The oversight problem isn't limited to labor, either: Earlier this year, the Japanese Nuclear Regulation Authority (NRA) downgraded the Fukushima disaster to its worst rating since its initial post-earthquake peak, thanks to the finding that temporary tanks for storing radioactive waste were leaking at the power plant site. At the time, the NRA said it wasn't sure if Japan could manage the cleanup on its own.

"The current situation is at the point where more surveillance won't be enough to keep the accidents from happening," NRA chairman Shunichi Tanaka told reporters at the time. "Our job is now to lower the risk of these accidents from becoming fatal."

Along with the leaks from storage tanks, a number of massive leaks have come from the Fukushima site, largely ending up in the Pacific. At the center of those problems is Tepco, which remains the authority controlling the decontamination of the Fukushima reactors, and which has consistently failed to maintain proper records and standards, even following billion-dollar injections of government cash.

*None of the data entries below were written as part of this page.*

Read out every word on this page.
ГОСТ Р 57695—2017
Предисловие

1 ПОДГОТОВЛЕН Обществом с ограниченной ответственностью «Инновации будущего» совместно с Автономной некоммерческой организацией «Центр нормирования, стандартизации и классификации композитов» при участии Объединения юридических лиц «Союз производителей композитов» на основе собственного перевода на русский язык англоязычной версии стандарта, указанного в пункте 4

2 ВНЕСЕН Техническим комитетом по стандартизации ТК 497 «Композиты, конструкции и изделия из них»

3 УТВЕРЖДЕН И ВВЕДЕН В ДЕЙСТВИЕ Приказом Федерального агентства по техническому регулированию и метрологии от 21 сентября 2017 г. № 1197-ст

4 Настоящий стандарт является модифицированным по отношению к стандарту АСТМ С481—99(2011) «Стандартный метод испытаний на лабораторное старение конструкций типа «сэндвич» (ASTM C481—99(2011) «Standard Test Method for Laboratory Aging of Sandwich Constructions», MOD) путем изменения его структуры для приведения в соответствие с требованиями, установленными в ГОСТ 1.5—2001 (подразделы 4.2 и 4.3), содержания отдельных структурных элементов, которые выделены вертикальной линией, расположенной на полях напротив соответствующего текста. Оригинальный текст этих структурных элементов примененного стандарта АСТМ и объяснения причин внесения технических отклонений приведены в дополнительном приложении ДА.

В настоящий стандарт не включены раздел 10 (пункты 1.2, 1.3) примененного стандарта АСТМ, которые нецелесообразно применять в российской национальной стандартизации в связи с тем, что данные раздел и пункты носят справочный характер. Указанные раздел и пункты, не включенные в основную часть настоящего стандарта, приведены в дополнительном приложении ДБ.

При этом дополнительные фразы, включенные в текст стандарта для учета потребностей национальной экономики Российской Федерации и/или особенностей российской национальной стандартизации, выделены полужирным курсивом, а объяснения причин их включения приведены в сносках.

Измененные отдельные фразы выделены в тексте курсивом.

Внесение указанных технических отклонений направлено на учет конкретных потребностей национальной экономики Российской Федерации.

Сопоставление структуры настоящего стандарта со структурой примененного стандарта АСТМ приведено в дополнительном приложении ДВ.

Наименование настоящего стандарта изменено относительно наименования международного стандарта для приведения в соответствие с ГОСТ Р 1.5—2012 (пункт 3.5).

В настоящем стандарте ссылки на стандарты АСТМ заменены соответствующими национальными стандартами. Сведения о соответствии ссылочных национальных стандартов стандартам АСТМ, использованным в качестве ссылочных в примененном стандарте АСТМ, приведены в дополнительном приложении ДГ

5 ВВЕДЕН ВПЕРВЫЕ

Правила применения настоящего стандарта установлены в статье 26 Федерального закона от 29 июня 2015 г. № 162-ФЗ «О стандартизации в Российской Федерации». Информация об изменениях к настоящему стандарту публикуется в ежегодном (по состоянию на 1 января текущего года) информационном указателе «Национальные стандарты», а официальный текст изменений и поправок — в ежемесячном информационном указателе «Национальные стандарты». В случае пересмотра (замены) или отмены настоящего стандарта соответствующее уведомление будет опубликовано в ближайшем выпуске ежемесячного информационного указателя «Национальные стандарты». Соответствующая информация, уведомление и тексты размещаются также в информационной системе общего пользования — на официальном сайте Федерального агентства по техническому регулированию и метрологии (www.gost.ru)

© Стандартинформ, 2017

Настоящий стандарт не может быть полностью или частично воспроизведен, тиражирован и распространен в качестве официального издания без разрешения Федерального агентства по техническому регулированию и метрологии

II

In October, Japanese Prime Minister Shinzo Abe said his country was open to receiving international assistance, which came after a series of international calls for exactly that. It's unclear what form that might take, but having a stronger authority overseeing the project may help. Whether it's the power plant or the surrounding prefecture, it's becoming increasingly clear that the Japanese government has shown a severe lack of oversight of the Fukushima cleanup.